OneTrust, LLC
- Type: Private
- Industry: Software
- Founded: 2016; 10 years ago
- Founder: Kabir Barday
- Headquarters: Atlanta, Georgia
- Key people: Kabir Barday, Alan Dabbiere
- Products: Privacy and security software
- Number of employees: 2,300
- Website: www.onetrust.com

= OneTrust =

American software company

OneTrust, LLC is an American software company headquartered in Atlanta, Georgia. It develops governance, risk, and compliance (GRC) software with a focus on privacy, security, data protection, and AI governance. Its platform includes tools for consent management, data mapping, third-party risk assessments, and regulatory compliance automation. As of 2025, the company reports more than 14,000 customers worldwide and over 300 patents. The company occupies a 74,000-square-foot headquarters along the Atlanta Beltline and maintains regional offices in London, Bangalore, Madrid, Paris, Munich, Singapore and Melbourne.

== History ==

OneTrust was founded in 2016 by Kabir Barday in Atlanta, Georgia, initially focusing on software to help organizations comply with emerging global privacy laws such as the General Data Protection Regulation (GDPR) and the California Consumer Privacy Act (CCPA).

The company expanded its product offerings and entered adjacent markets such as third-party risk and security assurance through acquisitions. It also attracted investment to support international expansion and development of new tools related to compliance automation and data governance.

In March 2026, the company announced a new brand positioning on AI-Ready Governance.

In June 2022, OneTrust laid off approximately 950 employees, or 25% of its workforce, citing changing investor priorities and market conditions.

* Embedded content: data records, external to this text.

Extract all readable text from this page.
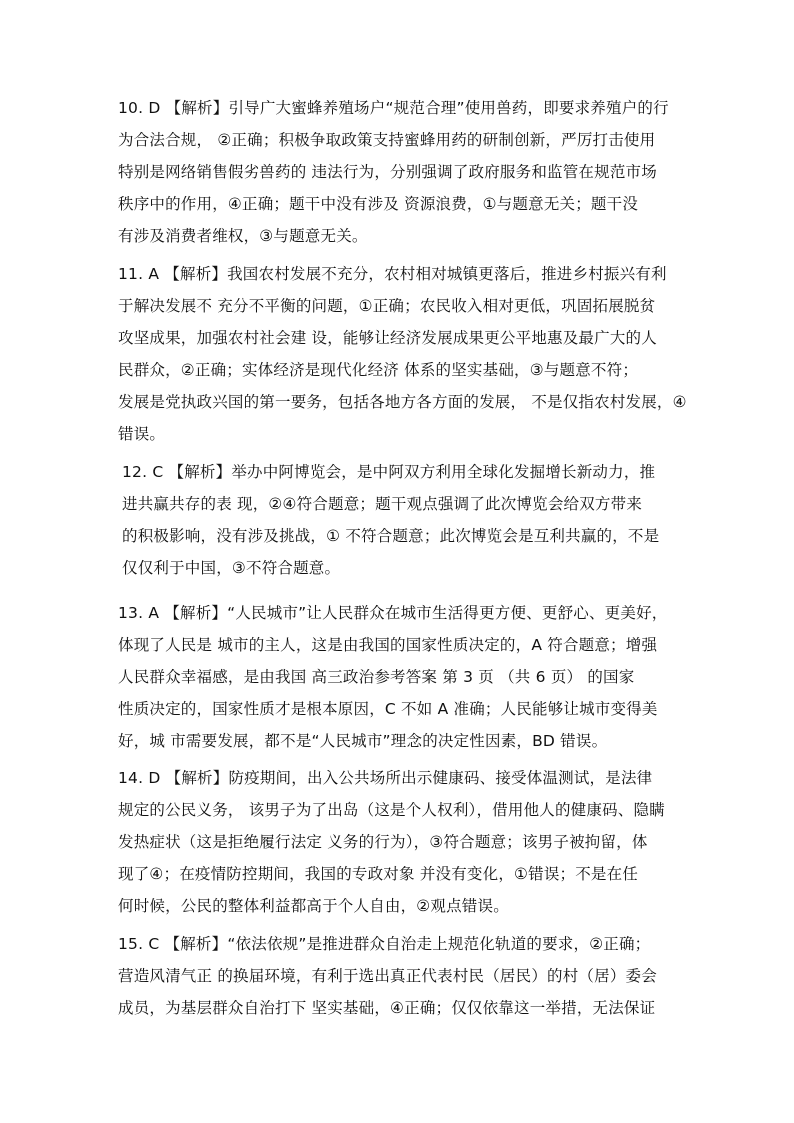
10. D 【解析】引导广大蜜蜂养殖场户“规范合理”使用兽药，即要求养殖户的行
为合法合规， ②正确；积极争取政策支持蜜蜂用药的研制创新，严厉打击使用
特别是网络销售假劣兽药的 违法行为，分别强调了政府服务和监管在规范市场
秩序中的作用，④正确；题干中没有涉及 资源浪费，①与题意无关；题干没
有涉及消费者维权，③与题意无关。
11. A 【解析】我国农村发展不充分，农村相对城镇更落后，推进乡村振兴有利
于解决发展不 充分不平衡的问题，①正确；农民收入相对更低，巩固拓展脱贫
攻坚成果，加强农村社会建 设，能够让经济发展成果更公平地惠及最广大的人
民群众，②正确；实体经济是现代化经济 体系的坚实基础，③与题意不符；
发展是党执政兴国的第一要务，包括各地方各方面的发展， 不是仅指农村发展，④
错误。
12. C 【解析】举办中阿博览会，是中阿双方利用全球化发掘增长新动力，推
进共赢共存的表 现，②④符合题意；题干观点强调了此次博览会给双方带来
的积极影响，没有涉及挑战，① 不符合题意；此次博览会是互利共赢的，不是
仅仅利于中国，③不符合题意。
13. A 【解析】“人民城市”让人民群众在城市生活得更方便、更舒心、更美好，
体现了人民是 城市的主人，这是由我国的国家性质决定的，A 符合题意；增强
人民群众幸福感，是由我国 高三政治参考答案 第 3 页 （共 6 页） 的国家
性质决定的，国家性质才是根本原因，C 不如 A 准确；人民能够让城市变得美
好，城 市需要发展，都不是“人民城市”理念的决定性因素，BD 错误。
14. D 【解析】防疫期间，出入公共场所出示健康码、接受体温测试，是法律
规定的公民义务， 该男子为了出岛（这是个人权利），借用他人的健康码、隐瞒
发热症状（这是拒绝履行法定 义务的行为），③符合题意；该男子被拘留，体
现了④；在疫情防控期间，我国的专政对象 并没有变化，①错误；不是在任
何时候，公民的整体利益都高于个人自由，②观点错误。
15. C 【解析】“依法依规”是推进群众自治走上规范化轨道的要求，②正确；
营造风清气正 的换届环境，有利于选出真正代表村民（居民）的村（居）委会
成员，为基层群众自治打下 坚实基础，④正确；仅仅依靠这一举措，无法保证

== AI capabilities and governance ==
In 2025, OneTrust launched the Privacy Breach Response Agent, built with Microsoft Security Copilot, designed to automate incident evaluation and breach notification mapping. The company also integrated with Azure OpenAI to support compliance transparency and model governance functions. In 2024, AI-based features were added to the DataGuidance regulatory research platform, enabling regulatory text search and summarization.

== Acquisitions ==

OneTrust has acquired several companies to expand its software offerings:

- March 2019: DataGuidance, a UK-based regulatory intelligence platform.
- June 2020: Integris Software, focused on data discovery and classification.
- April 2021: Docuvision (AI redaction), Tugboat Logic (security compliance), Convercent (ethics and whistleblowing), and Planetly (carbon tracking).